Sunday, August 26, 2007

 

Pathetically simple answer

For years I've pursued an approach to the factoring problem that I call surrogate factoring, where you factor one number I call the surrogate in order to factor the target.

And last year I finally realize that my difficulties had come from lack of simplification, so last August I sat down and thoroughly thought about what I meant by surrogate factoring and out popped only two equations:

x^2 = y^2 mod T and k^2 = 2xk mod T

where now I've simplified even further and write as

y^2 = x^2 mod T

and

k = 2x mod T

as then it's easier to see that the second one has to exist, if y and x exist, and then it's easier to show multiplying it by k, and adding to the top one:

y^2 + k^2 = x^2 + 2xk mod T, so y^2 + 2k^2 = (x+k)^2 mod T, and reverse to get

(x+k)^2 = y^2 + 2k^2 mod T, and go explicit with

(x+k)^2 = y^2 + 2k^2 + nT

and you get x and y from factoring 2k^2 + nT, and they may be the answers to your congruence of squares

x^2 = y^2 mod T

that factor T.

I had that LAST YEAR in August after that time pondering the question and I began thinking off and on about when this should work while talking about it to mathematicians, and I informed the NSA.

Yup, I was concerned that maybe I'd found something TOO SIMPLE and hoped that I'd get some attention from people who could help in case it was too effective.

With no interest from any of the professionals I would work at the problem off and on, where I couldn't seem to get an answer on how effective this could be but recently came up with the simple idea of just assuming

T = p_1*p_2

and working through what that'd mean which is what's now on my Integer Factorization page.
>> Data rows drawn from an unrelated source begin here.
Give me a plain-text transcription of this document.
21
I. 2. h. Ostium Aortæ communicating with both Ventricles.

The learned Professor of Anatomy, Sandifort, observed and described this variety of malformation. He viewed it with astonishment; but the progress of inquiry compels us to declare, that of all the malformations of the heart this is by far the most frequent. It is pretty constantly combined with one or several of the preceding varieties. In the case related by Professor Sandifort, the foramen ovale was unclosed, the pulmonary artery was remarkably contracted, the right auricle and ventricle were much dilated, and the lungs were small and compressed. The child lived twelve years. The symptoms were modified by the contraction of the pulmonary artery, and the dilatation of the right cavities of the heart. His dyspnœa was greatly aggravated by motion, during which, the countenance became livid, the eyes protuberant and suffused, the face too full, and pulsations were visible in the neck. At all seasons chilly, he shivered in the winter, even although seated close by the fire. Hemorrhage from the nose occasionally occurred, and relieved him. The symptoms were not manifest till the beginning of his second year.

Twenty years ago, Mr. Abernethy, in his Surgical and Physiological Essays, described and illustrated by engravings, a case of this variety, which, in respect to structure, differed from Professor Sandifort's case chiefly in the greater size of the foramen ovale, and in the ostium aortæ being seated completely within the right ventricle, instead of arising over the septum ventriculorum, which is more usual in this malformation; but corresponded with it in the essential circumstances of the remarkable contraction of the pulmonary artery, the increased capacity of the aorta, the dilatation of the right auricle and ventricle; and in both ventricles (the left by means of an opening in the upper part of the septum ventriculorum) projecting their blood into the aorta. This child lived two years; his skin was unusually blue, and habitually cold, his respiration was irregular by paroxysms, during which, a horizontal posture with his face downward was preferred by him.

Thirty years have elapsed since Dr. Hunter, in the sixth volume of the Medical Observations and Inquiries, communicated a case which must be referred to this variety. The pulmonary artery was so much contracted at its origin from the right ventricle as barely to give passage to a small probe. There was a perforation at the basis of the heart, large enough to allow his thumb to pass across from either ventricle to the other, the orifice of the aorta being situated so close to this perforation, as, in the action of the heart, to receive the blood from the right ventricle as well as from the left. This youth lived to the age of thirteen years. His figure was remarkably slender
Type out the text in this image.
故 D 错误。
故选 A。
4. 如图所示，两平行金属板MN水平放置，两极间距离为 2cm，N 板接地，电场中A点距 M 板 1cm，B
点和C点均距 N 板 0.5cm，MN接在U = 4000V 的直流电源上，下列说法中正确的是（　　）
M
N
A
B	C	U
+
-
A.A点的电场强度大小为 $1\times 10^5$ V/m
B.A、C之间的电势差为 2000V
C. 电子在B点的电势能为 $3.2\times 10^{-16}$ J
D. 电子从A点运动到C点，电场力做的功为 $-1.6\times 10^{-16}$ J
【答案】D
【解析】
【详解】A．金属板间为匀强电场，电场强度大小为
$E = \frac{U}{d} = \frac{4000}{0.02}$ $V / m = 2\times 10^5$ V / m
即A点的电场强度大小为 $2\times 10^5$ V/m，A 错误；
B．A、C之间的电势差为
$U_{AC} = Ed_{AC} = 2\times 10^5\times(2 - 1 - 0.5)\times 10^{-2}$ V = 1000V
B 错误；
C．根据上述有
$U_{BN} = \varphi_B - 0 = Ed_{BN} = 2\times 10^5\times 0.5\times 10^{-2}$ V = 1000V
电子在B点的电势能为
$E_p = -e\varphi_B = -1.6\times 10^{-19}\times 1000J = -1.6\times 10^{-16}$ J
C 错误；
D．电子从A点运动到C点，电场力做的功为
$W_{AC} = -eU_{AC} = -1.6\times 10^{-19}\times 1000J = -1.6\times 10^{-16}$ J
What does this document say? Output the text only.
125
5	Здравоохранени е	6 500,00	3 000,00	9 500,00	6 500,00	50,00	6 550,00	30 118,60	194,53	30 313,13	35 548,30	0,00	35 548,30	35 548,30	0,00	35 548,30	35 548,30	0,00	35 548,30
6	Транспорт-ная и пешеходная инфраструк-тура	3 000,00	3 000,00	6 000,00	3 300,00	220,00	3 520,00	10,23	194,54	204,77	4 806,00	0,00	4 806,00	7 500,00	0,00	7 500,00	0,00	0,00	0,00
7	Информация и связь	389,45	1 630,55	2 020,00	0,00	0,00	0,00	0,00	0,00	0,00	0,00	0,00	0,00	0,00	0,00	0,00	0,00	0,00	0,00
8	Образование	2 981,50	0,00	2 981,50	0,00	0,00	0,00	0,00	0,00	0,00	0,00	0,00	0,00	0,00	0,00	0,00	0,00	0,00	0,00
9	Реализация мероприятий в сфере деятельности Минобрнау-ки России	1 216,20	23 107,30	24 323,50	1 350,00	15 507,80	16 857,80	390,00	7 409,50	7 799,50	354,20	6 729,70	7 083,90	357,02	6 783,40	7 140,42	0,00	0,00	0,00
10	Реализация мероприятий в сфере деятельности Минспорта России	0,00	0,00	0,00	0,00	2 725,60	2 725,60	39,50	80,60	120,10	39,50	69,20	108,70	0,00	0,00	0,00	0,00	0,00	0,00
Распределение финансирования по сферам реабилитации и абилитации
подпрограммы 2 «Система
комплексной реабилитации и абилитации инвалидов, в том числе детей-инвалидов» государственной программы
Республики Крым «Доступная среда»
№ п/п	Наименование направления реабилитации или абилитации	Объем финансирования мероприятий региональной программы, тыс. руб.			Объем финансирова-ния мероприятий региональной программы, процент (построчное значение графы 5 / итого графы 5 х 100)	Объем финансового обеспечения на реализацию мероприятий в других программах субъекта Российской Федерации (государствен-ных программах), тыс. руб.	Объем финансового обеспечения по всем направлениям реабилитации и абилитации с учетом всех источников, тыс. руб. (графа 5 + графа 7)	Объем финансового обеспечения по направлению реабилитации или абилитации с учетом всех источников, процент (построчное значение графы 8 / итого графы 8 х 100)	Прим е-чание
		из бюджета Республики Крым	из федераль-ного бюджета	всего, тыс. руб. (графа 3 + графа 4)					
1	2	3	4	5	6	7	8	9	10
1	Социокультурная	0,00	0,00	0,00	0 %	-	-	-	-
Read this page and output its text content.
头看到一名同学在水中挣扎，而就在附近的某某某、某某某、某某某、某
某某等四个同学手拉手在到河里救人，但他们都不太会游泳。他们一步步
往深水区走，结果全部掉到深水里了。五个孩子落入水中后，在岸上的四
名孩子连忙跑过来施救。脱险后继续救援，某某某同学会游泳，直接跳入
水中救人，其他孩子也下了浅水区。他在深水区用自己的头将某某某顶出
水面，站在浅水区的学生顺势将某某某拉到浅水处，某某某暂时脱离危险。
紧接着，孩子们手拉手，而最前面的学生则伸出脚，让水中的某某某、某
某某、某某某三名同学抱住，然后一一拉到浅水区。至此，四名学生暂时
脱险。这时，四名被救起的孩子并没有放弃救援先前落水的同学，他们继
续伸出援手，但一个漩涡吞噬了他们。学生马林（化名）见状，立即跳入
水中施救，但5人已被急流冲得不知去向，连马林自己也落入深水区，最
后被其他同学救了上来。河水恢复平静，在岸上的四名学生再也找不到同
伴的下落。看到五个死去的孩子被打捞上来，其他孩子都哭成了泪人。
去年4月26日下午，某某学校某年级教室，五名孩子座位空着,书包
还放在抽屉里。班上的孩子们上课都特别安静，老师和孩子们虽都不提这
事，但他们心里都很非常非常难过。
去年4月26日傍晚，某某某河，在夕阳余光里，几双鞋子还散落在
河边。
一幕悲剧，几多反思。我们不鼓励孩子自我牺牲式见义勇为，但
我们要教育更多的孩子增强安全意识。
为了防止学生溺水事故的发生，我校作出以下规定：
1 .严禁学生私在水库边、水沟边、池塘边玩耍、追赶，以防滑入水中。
I now believe that page is too long, and I contemplate editing it, now realizing that the simple answer is just so pathetically simple that it is depressing.

I have a key relation that emerges from that page:

-(k+2xp)/p < m < -(k + 2x)/p

where the absolute value of m is a count of non-trivial factorizations given by this technique, and I didn't quite realize the full significance of that for a while.

But it says that if floor(abs((k+x)/p)) is greater than 0, then you MUST have a non-trivial factorization at that point, where surrogate factoring will pull the prime factor p of your target.

So you just need to make sure that the absolute value of k+2x is greater than p, and since x can be positive or negative it makes sense oddly enough to let k=1, which means

x = k*(2)^{-1} mod T = (2)^{-1} mod T

and would have the largest residue modulo T that you can get and should hopefully be larger than a small prime factor p of T.

But you still need to pick n. There are lots of ways to guess but the last big result is that once you get abs(n) over the limit, then any n greater will work.

So that could be a big number, still hard to factor, so why is this a big deal?

Well, you can get hundreds or millions of these surrogates for ANY target T, looking for one that's easy to factor and trying out any factorizations that you can get, where on my page I show an example where a truly trivial factorization of the surrogate works!

What makes this story astounding is my inability to get the math community to pay attention to it, and it took a lot of guts to bug the NSA and try to get their attention as well, and here I am with the simple answer I thought might be there, wondering about a lot of supposedly smart people.

I feel confident in my analysis and it indicates that modern mathematicians were wrong and factoring is NOT a hard problem, and in fact, by the standards of complexity of modern mathematics it has pathetically simple answer, using just a bit of algebra.

In other words, factoring is a trivially EASY problem.

It remains to be seen why mathematicians around the world, including those at the NSA, chose to deliberately ignore a new factoring method over this last year. At this point it is a profound mystery to me how they could.